Dr. Peter Brown, sebelumnya bernama Pietro Brnwa, bukanlah seorang dokter biasa. Masa lalunya terbilang kelam. Semua diawali dengan tebunuhnya kakek nenek Brown, dan Pietro, berusaha mencari sang pembunuh untuk balas dendam. Dalam pencariannya itu, ia berteman akrab dengan Adam 'Skinflick' Locano, putra David Locano, pengacara sekaligus sorang anggota mafia. Dari David pula, Pietro mendapatkan nama tersangka pembunuh kakek-nenaknya, kakak beradik Joe dan Mike Virzi, malah menugaskan Pietro melakukan misi pembunuhan kepada Virzi bersaudara dengan imbalan. Setelah berhasil melakukan balas dendam, berulangkali Pietro diberikan tugas oleh David, untuk berulangkali melakukan pembunuhan, dan hal inilah yang membawa Pietro ke dalam kehidupan sebagi seorang mafia.

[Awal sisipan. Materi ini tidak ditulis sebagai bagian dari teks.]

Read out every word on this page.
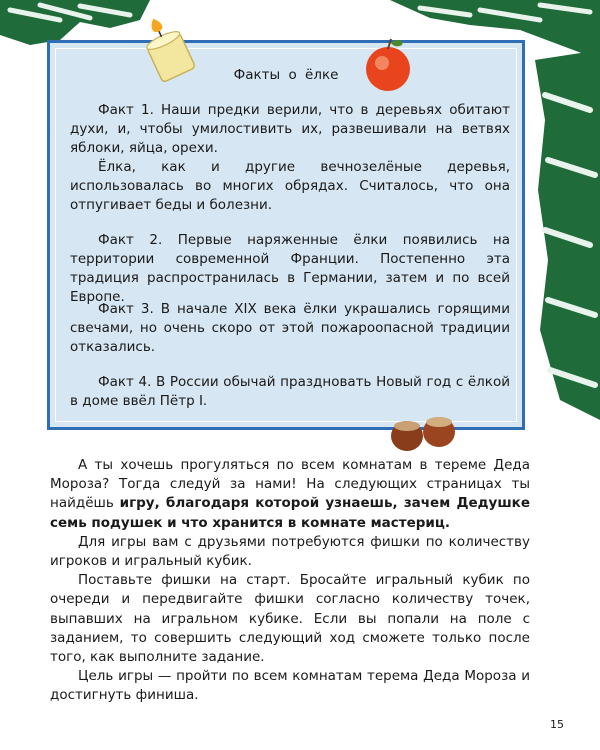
Факты о ёлке

Факт 1. Наши предки верили, что в деревьях обитают духи, и, чтобы умилостивить их, развешивали на ветвях яблоки, яйца, орехи.

Ёлка, как и другие вечнозелёные деревья, использовалась во многих обрядах. Считалось, что она отпугивает беды и болезни.

Факт 2. Первые наряженные ёлки появились на территории современной Франции. Постепенно эта традиция распространилась в Германии, затем и по всей Европе.

Факт 3. В начале XIX века ёлки украшались горящими свечами, но очень скоро от этой пожароопасной традиции отказались.

Факт 4. В России обычай праздновать Новый год с ёлкой в доме ввёл Пётр I.

А ты хочешь прогуляться по всем комнатам в тереме Деда Мороза? Тогда следуй за нами! На следующих страницах ты найдёшь игру, благодаря которой узнаешь, зачем Дедушке семь подушек и что хранится в комнате мастериц.

Для игры вам с друзьями потребуются фишки по количеству игроков и игральный кубик.

Поставьте фишки на старт. Бросайте игральный кубик по очереди и передвигайте фишки согласно количеству точек, выпавших на игральном кубике. Если вы попали на поле с заданием, то совершить следующий ход сможете только после того, как выполните задание.

Цель игры — пройти по всем комнатам терема Деда Мороза и достигнуть финиша.

15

Namun sebuah perselisihan muncul antara Pietro dengan Skinflick, yang hampir mendatangkan maut buat Pietro, dan untuk menghindari kejaran mafia, Pietro mengikuti perlindungan saksi, dan melarikan diri sebagai seorang dokter di sebuah rumah sakit, dengan nama baru Peter Brown. Malang didapat, ketika salah satu pasien yang yang diperiksa Pietro adalah anggota mafia yang dekat dnegan David dan Skinflick, yang segera membocorkan keberadaan Pietro. Mengakibatkan nyawa Pietro terancam. Bisakan Pietro kembali lolos dari maut?

Saya suka dengan bagaimana Bazell mengambil cara untuk menuliskan buku yang berjudul asli Beat the Reaper ini. Kisah diawali dengan kehidupan Pietro di bab awal langsung sebagai dr. Brown di rumah sakit, dan pergantian babnya menceritakan kisah Pietro sebelum menjadi dokter, kemudian berulang-ulang. Dengan latar cerita yang maju-mundur ini membuat saya merasakan aroma ketegangan dari buku ini.

Sayangnya, saya agak kebingungan mendapatkan penulis membuat penjelasan yang agak ekstrem, membuat footnote dua jenis sekaligus, di bawah halaman, dna di bagian akhir buku. Memang, jelas perbedaan antara footnote di bawah halaman dengan di bagian belakang buku. Dimana penjelasan di bawah halaman menyatakan opini dari Pietro sendiri untuk bagian yang dituliskan, sedangkan penjelasan di halaman terakhir menjelaskan istilah-istilah yang masih banyak belum diketahui oleh kalangan pembaca, mayoritas adalah istilah medis. Dan latar belakang penulis yang juga seorang dokter, membuat istilah-istilah medisnya banyak bertebaran, yang memang perlu penjelasan.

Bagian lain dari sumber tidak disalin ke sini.